I was sitting on my back deck talking to some friends when someone asked, “Why should I go to church? What is the point of it?” To my surprise no one had an answer including myself. We all know what church is suppose to be, a safe haven where we grow in our knowledge and love of God. It is a place of fellowship and community with a goal of nurturing the congregation and sharing our love of God to the world. But does that sound like your church?

Jesus said, “my house is to be a house of prayer,” does that sound like your church? Luke writes in the book of Acts, “So those who received His word were baptized, and there were added that day about three thousand souls. And they devoted themselves to the apostles’ preaching and fellowship, to the breaking of bread and the prayers.” Acts 2: 41, 42 Adding people to the church, studying the word of God, prayer and communal thanksgiving in the grace of God; does that sound like your church?

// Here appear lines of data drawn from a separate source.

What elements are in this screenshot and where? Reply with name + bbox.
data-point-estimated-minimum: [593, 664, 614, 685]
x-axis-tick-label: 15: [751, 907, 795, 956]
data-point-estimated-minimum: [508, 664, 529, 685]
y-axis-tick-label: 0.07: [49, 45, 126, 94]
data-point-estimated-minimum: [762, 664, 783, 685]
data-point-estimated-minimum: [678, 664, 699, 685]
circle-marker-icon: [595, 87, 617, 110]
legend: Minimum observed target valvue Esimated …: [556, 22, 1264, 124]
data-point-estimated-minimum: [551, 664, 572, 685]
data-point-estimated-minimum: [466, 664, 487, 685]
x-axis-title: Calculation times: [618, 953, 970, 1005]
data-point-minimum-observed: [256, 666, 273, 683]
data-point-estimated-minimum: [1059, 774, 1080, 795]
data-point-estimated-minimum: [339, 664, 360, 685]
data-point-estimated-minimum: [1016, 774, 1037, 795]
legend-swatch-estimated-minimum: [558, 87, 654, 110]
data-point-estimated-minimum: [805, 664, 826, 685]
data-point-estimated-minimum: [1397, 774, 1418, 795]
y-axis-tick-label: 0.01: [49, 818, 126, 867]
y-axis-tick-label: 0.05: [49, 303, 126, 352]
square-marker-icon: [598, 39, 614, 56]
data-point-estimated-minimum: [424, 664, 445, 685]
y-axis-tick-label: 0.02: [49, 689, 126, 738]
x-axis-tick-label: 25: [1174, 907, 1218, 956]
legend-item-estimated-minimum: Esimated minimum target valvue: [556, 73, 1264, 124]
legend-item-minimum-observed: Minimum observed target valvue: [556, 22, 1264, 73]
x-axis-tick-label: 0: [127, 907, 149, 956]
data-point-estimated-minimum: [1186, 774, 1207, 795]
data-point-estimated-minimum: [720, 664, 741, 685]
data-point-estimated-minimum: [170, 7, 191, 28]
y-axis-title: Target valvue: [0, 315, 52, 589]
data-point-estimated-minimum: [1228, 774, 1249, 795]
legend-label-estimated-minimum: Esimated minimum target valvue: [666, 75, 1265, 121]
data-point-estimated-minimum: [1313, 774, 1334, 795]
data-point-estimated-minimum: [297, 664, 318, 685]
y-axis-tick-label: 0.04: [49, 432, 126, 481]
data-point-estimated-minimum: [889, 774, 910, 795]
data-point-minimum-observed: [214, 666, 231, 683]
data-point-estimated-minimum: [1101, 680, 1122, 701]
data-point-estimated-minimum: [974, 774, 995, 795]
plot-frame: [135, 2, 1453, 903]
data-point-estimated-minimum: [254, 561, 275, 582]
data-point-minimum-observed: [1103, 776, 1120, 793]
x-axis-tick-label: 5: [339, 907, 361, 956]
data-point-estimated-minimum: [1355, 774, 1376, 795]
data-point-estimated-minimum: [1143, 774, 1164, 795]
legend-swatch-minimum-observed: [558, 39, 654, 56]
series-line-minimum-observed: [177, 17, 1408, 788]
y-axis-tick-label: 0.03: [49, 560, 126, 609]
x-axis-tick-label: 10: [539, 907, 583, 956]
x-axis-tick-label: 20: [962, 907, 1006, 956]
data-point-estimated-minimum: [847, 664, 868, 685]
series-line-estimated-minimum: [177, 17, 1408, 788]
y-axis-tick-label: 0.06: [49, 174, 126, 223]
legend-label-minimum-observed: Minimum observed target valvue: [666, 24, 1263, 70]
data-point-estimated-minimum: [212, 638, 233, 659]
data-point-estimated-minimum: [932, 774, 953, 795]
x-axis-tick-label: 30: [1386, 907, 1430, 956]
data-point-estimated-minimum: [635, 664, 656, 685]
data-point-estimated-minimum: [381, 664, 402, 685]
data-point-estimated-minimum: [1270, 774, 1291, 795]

Let me ask another question, if your church should disappear off the face of the map would your community be any worse off because of it? What is the outreach of your church into the community? Do you have sessions when the church gathers and prays for the community and does your church teach and train members to use their spiritual gifts for the glory of God?

So many Christians that I have talked to over the years and through the emails I receive through this blog have given up on church because they can honestly answer, “NO” to the questions I’ve asked. We have turned our churches into irrelevant appendages for our own selfish wants. I know there are many people that can answer, “YES” to the above questions. What I am doing is painting with a broad brush and generalizing based on the reality that the majority of churches in North America are small and getting smaller.

We need to remember that the church isn’t a denomination or a building; it is us, “the called out” ones. We are responsible for the spiritual life of our fellowship. When we go to church each week, sit through the service, sing a few songs, shake a few hands and then go home to our “other life”, we have done nothing to promote the kingdom of God. Attending a worship service and truly worshiping is only one part of the reason that the community of believers exists. The church service is not about us who have made a decision for Christ; it is an opportunity to present a dynamic Jesus to our non-Christian friends. When we present a sloppy, indifferent service to our guests, we are saying we are indifferent to our relationship to God. Some church growth experts assert that the worship service is for the benefit of encouraging people to come back the next week. If they come back for a few weeks they will often times become involved in the life of the church. They will make friends, study the Bible, develop a prayer life and grow close to God. Let me ask you, how do you feel about your worship service? Are you fine with glitches, mistakes, indifferent sermons and people not following through on their commitments? Ask yourself, how many visitors come back week after week?

Look, I am not trying to discourage anyone in this post. I am, in fact, trying to be honest and encourage us all to put more time and effort into our worship of God. Some Christians think that they have a special message and somehow God is going to send people to the church and therefore they don’t have to put any thought or energy into ministry and worship. They would be wrong. Jesus sent the Apostles and disciples out  into the community and they preached the gospel in the workplace. We as Christians have retreated behind our stained-glass windows and preach to each other and hope, somehow, someone new will show up.

I didn’t walk inside of a church for sixteen years. The church had become irrelevant to me even though I continued to believe in Christ and trust in Him for my salvation. For those of you who have stayed within the church over the last sixteen years, here are a few more questions for you to honestly contemplate. Has anything changed during those years? Have we a different approach towards reaching non-Christians? Do we still rely on nineteen-fifties style evangelism programs and expect modern, busy people to take every evening out of their schedule for weeks on end to attend a series on prophecy? Where are our creative thinkers who come up with novel, exciting, interesting and spiritual ways to reach our communities with the good news?

A friend of mine, after reading one of the posts from this blog, sat down with his wife and figured out how many people he knew in his little town who had become discouraged and given up on God. He could count around twenty-five people that he personally knew. Before we condemn those people for giving up on church, let’s ask a final question. Is it possible that the reason they stopped going to church isn’t because they were unspiritual, but that church had become nothing more than a ritual?

Folks, we are Christians committed to serving Christ and trusting in His grace for salvation. We are the Inn where Jesus brings the broken that He finds by the side of the road. He tells us to care for these people and love them. He gives us the down payment of the Holy Spirit and says when He returns He will bring us our reward. When Jesus returns is He going to find the Inn a vibrant hospital dispensing the medicine of the good news or is He going to find the Inn empty but for a few caretakers who look longingly out the windows for something to happen? I believe if we pray, open our doors and reach out, God will bless us. Yes, things may have to change within the walls of the church, and we may become uncomfortable with some of those changes, but if we are to be the body of Christ and missions is our dream, then what is stopping us?